# Reporting Super Contributions on USA tax return?



## jeff65 (Aug 29, 2011)

Hi,

How do you report your Australian employer superannuation contributions on your USA tax return? Does it count as earned income eligible for the foreign earned income exclusion? Or does it count as some sort of unearned income and need to be reported separately? Thanks in advance.

Jeff


----------



## jeff65 (Aug 29, 2011)

The following is from Pub 54:



> Foreign earned income does not include the following amounts.
> 
> · Amounts you include in your income because of your employer’s contributions to a nonexempt employee trust or to a non-qualified annuity contract.


This language seems to indicate that employer super contributions are not eligible to be excluded.

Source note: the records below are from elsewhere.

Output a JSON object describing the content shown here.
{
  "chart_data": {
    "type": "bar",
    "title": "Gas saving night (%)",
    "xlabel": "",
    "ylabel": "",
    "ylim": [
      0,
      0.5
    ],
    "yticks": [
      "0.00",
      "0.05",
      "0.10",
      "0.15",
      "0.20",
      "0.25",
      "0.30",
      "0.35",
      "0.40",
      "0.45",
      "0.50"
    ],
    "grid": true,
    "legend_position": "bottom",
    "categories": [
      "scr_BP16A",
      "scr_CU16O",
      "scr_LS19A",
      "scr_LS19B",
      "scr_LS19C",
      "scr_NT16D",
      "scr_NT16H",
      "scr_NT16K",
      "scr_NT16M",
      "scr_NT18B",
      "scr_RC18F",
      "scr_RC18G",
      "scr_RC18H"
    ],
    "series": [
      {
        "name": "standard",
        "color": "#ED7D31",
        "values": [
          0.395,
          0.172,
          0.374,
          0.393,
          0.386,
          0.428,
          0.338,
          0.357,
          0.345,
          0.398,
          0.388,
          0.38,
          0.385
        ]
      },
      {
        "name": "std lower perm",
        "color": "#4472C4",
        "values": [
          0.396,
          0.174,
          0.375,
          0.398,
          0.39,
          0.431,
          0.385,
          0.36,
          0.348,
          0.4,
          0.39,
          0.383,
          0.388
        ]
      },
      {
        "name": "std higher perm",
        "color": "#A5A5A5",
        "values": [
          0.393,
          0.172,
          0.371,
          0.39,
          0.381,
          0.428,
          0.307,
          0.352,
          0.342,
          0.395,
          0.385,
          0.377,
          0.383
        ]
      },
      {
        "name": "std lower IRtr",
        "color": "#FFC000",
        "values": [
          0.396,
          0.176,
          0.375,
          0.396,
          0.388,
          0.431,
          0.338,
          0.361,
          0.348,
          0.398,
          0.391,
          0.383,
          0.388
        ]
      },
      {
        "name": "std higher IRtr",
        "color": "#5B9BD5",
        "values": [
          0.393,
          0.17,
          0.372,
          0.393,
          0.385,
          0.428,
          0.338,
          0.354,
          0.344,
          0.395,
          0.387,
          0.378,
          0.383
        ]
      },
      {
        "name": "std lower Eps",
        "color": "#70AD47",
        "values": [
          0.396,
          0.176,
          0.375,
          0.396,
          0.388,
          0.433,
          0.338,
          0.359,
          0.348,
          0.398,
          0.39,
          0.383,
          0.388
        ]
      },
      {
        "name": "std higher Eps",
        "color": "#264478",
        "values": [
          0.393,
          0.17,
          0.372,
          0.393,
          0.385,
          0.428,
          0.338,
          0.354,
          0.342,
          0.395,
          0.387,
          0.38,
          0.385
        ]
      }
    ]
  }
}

The question is where is this income reported on form 1040? Is it still part of wages, salaries and tips on line 7? Or is it reported as pensions and annuities on line 16a? It seems the latter is for distributions from pensions - not contributions to pension plans.


----------



## jeff65 (Aug 29, 2011)

Just bumping this up to the front page. I see lots of past discussions on US tax returns, but surprisingly they never speak to this very basic question. Anyone employed in Australia who must file a US return needs to know the answer.


----------



## stormgal (Sep 30, 2009)

Try here:

US taxes in Oz


----------



## jeff65 (Aug 29, 2011)

stormgal said:


> Try here:
> 
> 
> 
> ...


----------



## ardie514 (Aug 12, 2009)

jeff65 said:


> stormgal said:
> 
> 
> > Try here:
> ...


----------



## jeff65 (Aug 29, 2011)

I did not find out the answer to this. 

I am fairly certain employer contributions are considered unearned income for US tax purposes and not eligible for the foreign income exclusion. Since super contributions are taxed at only 15% in Australia, it is likely that some tax will be owed to the US unless it can be excluded or offset by an exemption or deduction.


----------